The Best of the Best Lesbian Erotica has a story that details just such an experience that Lumpy describes, only the woman is aware at the start that it’s a pre-op drag queen, and has an affirming and positive experience that examines what it means to be female. Also in the anthology is a more depressing, but ultimately affirming story about a lesbian and a FtM. I bought it, so put me in your non-castrating group.
I’ve known several transgendered/transsexual people, immediate disclosure has always been part of the deal, and it has hampered, but not deadened, their ability to date, have sex, and form relationships. My friends are mostly pre-op, not post-op, but not being fully open with someone right away seems like a very bad way to start a relationship.
Why would someone be a pervert if they want someone with diverse plumbing, or ambiguous or androgynous sexuality? I think what Daniel is trying to say (and if I’m way off, my apologies) is that while identifying as a full/true female or male is very important to the person who has transitioned, it may be less important, as a selection tool, to the sexual partner, for whatever reason. Maybe the two don’t mesh because their priorities and expectations differ, but geez, that’s no reason for close-mindedness and condemnation.
What about the transsexuals that you don’t read? Are you telling me that your transdar is 100% accurate?
Sure, I’ll agree that 100% of transsexuals who practice immediate disclosure practice immediate disclosure. But that’s kinda tautological, now, isn’t it?
You wouldn’t know about the ones that are stealth, because you’re not going to be disclosed to (stealths only disclose anonymously or in safe spaces) and a lot of them pass so well that you’d never guess it on your own.
Nope–I’m defending the idea that people should be honest with one another in the courting process about things the other person is likely to find important.
Perhaps if you go back and read that you’ll notice a parenthetical comment; I thought that was strong enough.
Out of curiosity, what makes a man who is attracted to transsexuals “creepy” or a “pervert”? Maybe I’m naive, but I don’t see how having a pro-transsexual inclination is in itself a bad thing.
Actually, let me state that more strongly: your misrepresentation of what I said pisses me off, Kelly. I said:
I did NOT say that they have the same “obligation of disclosure.” I said they faced vaguely similar difficulties.
Since you need me to spell it out for you: transsexuals sometimes find that potential dates are scared off by finding out about their transsexuality. Herpes-positive folks sometimes find that potential dates are scared off by finding out about their herpes status. VAGUELY, I said. VAGUELY akin.

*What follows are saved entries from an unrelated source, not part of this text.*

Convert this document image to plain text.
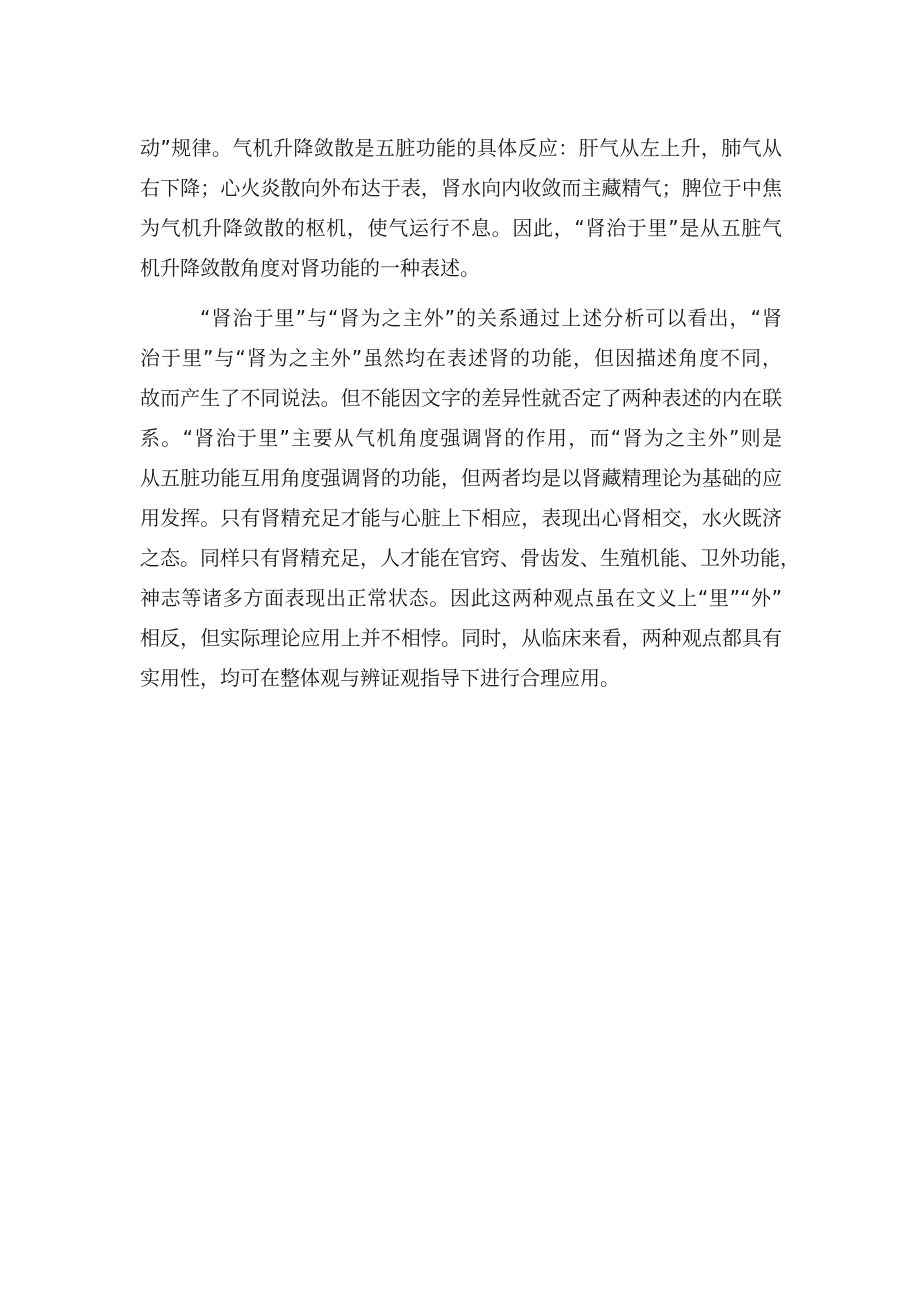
动”规律。气机升降敛散是五脏功能的具体反应：肝气从左上升，肺气从
右下降；心火炎散向外布达于表，肾水向内收敛而主藏精气；脾位于中焦
为气机升降敛散的枢机，使气运行不息。因此，“肾治于里”是从五脏气
机升降敛散角度对肾功能的一种表述。
“肾治于里”与“肾为之主外”的关系通过上述分析可以看出，“肾
治于里”与“肾为之主外”虽然均在表述肾的功能，但因描述角度不同，
故而产生了不同说法。但不能因文字的差异性就否定了两种表述的内在联
系。“肾治于里”主要从气机角度强调肾的作用，而“肾为之主外”则是
从五脏功能互用角度强调肾的功能，但两者均是以肾藏精理论为基础的应
用发挥。只有肾精充足才能与心脏上下相应，表现出心肾相交，水火既济
之态。同样只有肾精充足，人才能在官窍、骨齿发、生殖机能、卫外功能，
神志等诸多方面表现出正常状态。因此这两种观点虽在文义上“里”“外”
相反，但实际理论应用上并不相悖。同时，从临床来看，两种观点都具有
实用性，均可在整体观与辨证观指导下进行合理应用。
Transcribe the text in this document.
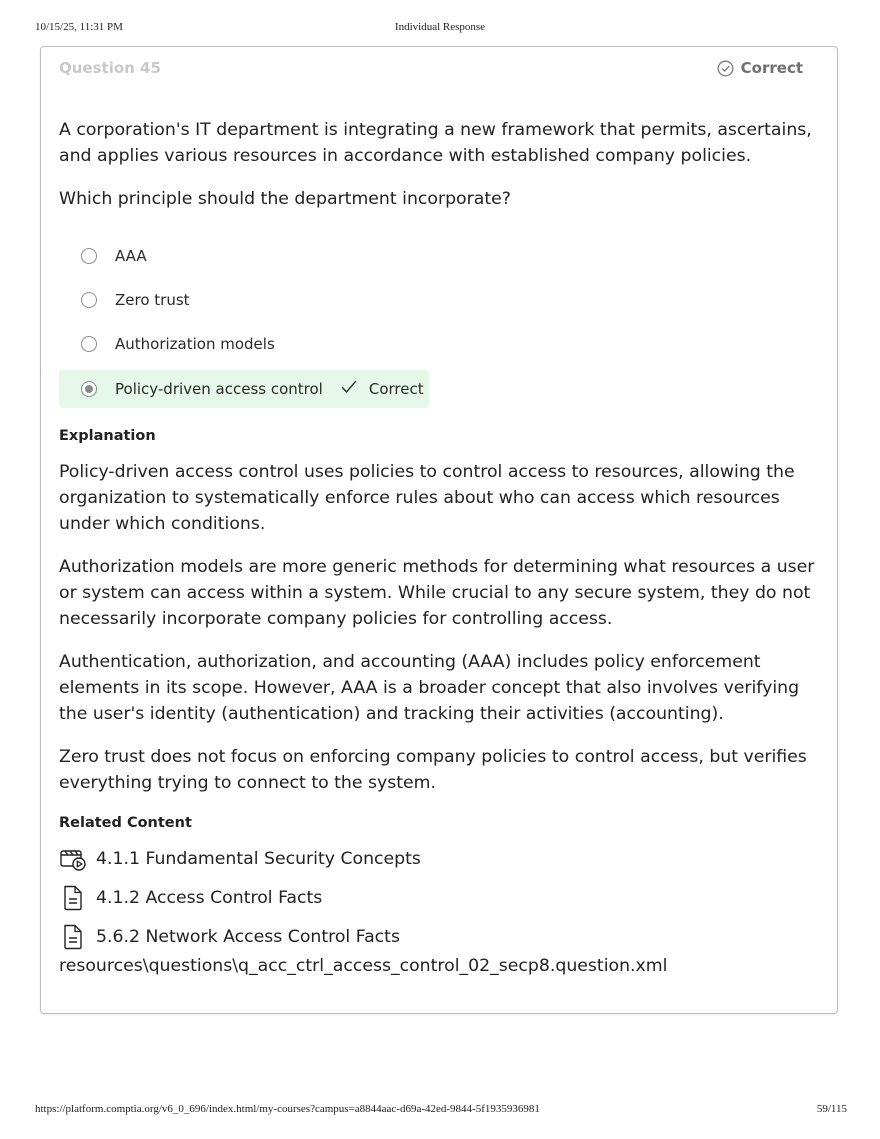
10/15/25, 11:31 PM	Individual Response
Question 45	Correct

A corporation's IT department is integrating a new framework that permits, ascertains, and applies various resources in accordance with established company policies.

Which principle should the department incorporate?
AAA
Zero trust
Authorization models
Policy-driven access control	Correct
Explanation

Policy-driven access control uses policies to control access to resources, allowing the organization to systematically enforce rules about who can access which resources under which conditions.

Authorization models are more generic methods for determining what resources a user or system can access within a system. While crucial to any secure system, they do not necessarily incorporate company policies for controlling access.

Authentication, authorization, and accounting (AAA) includes policy enforcement elements in its scope. However, AAA is a broader concept that also involves verifying the user's identity (authentication) and tracking their activities (accounting).

Zero trust does not focus on enforcing company policies to control access, but verifies everything trying to connect to the system.

Related Content
4.1.1 Fundamental Security Concepts
4.1.2 Access Control Facts
5.6.2 Network Access Control Facts
resources\questions\q_acc_ctrl_access_control_02_secp8.question.xml
https://platform.comptia.org/v6_0_696/index.html/my-courses?campus=a8844aac-d69a-42ed-9844-5f1935936981	59/115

I did NOT mention anything about an obligation of disclosure there. In fact, I said I could understand how a little bit of reiticence would be the best strategy.
You may be looking to be insulted, but I’m not going to oblige you. You may apologize or not, as you see fit, for the misrepresentation. Honesty remains important to me.
I think I can understand that. Are you Latina, juanita? If so, would you want to go to a Web site for white guys looking to date Latina women?
It does seem creepy somehow, like the folks there are wanting to date a fetish and not a person. Which there’s nothing wrong with, but I wouldn’t want to be their date.
I’m sure that there are plenty of people who specifically want to date transsexuals who are not perverts. It’s just been my experience that the vast majority of them are, in fact, perverts. This is an empirical observation, not a conclusion from first principles.
Juanita’s black, so I think she would probably strike out at that site.
I can certainly see that it would be off-putting if your race or your transgender status is the only aspect of one’s persona a potential suitor found appealing.
OTOH, is it wrong to find TG folks more attractive in general. I find muscle fetishists to be creepy, but if I were single, I’d want a potential mate to be interested in my physicality.
D’oh! But the same idea applies, I think: a site for white guys interested in dating black women would be a little weird. (I’m a paleskin redhead, and I’d be ooged out by a site for folks wanting to date a redhead).
At any rate, what Kelly says about empirical observation makes complete sense.
Diet Vanilla Pepsi is not that bad. There’s no way I can excuse this hijack by claiming it’s analogous to a misunderstood, transgendered cola, but really, it’s quite good as diet colas go. Especially with at outdoor barbecues where they’re roasting a big 'ol hog.
BTDT…that was even before I knew she was a mtf post-op. Of course, that’s out of a grand total of 1 known mtf I’ve ever known of, so I can’t say all good-looking postops are unattractive.